« Newport me paroissoit ressembler à un tombeau, où des squelettes vivans se disputoient quelques herbes. Il me rappela la peinture faite de l’Egypte , par M. Volney. Il sembloit voir une ville dont la peste et le feu avoient dévoré les habitans et les maisons.
Vous en aurez vous-même une image exacte, en vous rappelant, mon ami, l’impression que fit sur nous la vue de Liège.

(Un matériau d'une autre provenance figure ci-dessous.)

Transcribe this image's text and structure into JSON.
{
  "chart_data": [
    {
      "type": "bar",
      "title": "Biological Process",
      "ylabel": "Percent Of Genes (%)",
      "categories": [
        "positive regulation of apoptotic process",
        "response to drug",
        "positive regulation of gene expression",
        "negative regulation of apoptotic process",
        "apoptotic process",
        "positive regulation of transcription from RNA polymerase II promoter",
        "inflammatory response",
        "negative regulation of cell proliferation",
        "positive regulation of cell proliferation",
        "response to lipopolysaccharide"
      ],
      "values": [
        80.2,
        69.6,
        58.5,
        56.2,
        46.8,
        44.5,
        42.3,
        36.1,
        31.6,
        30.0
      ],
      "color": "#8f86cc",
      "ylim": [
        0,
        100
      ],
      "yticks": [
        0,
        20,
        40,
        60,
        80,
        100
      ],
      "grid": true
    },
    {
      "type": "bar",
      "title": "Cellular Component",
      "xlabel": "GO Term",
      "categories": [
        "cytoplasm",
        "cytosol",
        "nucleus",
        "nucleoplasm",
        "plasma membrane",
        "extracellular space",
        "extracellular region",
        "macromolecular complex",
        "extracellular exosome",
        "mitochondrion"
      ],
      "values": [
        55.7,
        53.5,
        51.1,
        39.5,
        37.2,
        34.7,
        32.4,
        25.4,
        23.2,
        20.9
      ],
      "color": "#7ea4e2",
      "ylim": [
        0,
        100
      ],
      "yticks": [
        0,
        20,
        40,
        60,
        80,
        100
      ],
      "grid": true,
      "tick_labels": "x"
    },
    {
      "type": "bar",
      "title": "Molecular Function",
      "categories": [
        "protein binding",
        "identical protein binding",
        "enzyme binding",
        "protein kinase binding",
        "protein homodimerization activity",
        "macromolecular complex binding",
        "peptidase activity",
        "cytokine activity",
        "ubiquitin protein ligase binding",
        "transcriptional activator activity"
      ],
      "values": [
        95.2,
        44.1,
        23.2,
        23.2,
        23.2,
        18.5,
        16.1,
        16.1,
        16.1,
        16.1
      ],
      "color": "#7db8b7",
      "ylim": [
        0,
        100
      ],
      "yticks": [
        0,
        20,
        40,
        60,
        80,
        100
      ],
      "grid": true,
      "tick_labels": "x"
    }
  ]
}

Rappelez-vous cette foule de mendians, qui se succédoient sur la route pour nous importuner; cet amas irrégulier de maisons gothiques, enfumées, délabrées, ayant des fenêtres sans vitres, des toits à moitié découverts. Rappelez vous les figures, ayant à peine le caractère de l’humanité, montrant à chaque porte une peau jaune, perçant au travers d’une couche de noir, occasionnée par le charbon de terre; une foule d’enfans en guenilles; les ponts et les maisons tapissés de haillons; enfin, représentez-vous l’asyle de la faim, de la coquinerie, de l’effronterie qu’inspire la misère générale , et vous vous rappellerez Liège, et vous aurez une image de Newport; et cependant ces deux places sont dans une situation heureuse pour le commerce, et dans un terrein qui n’est pas infertile. Mais à Liège , les productions du pays servent à contenter les fantaisies d’une cinquantaine de fainéans ecclésiastiques, qui, profitant des antiques préjugés religieux, se vautrent dans les plaisirs, au milieu de malheureux qui meurent de faim (1). A Newport, le peuple, trompé par deux ou trois fripons , a lui même causé sa misère, et détruit les bienfaits dont la nature l’avoit gratifié.
(1) Lorsque j’écrivois ces ligne, j’étais loin de prévoir la révolution de Liège. La liberté y déploye ses drapeaux. Fasse le Ciel qu’elle triomphe et achève son ouvrage! »
Nouveau voyage dans les Etats-Unis de l’Amérique Septentrionale fait en 1788, J.P. Brissot, Paris, 1791.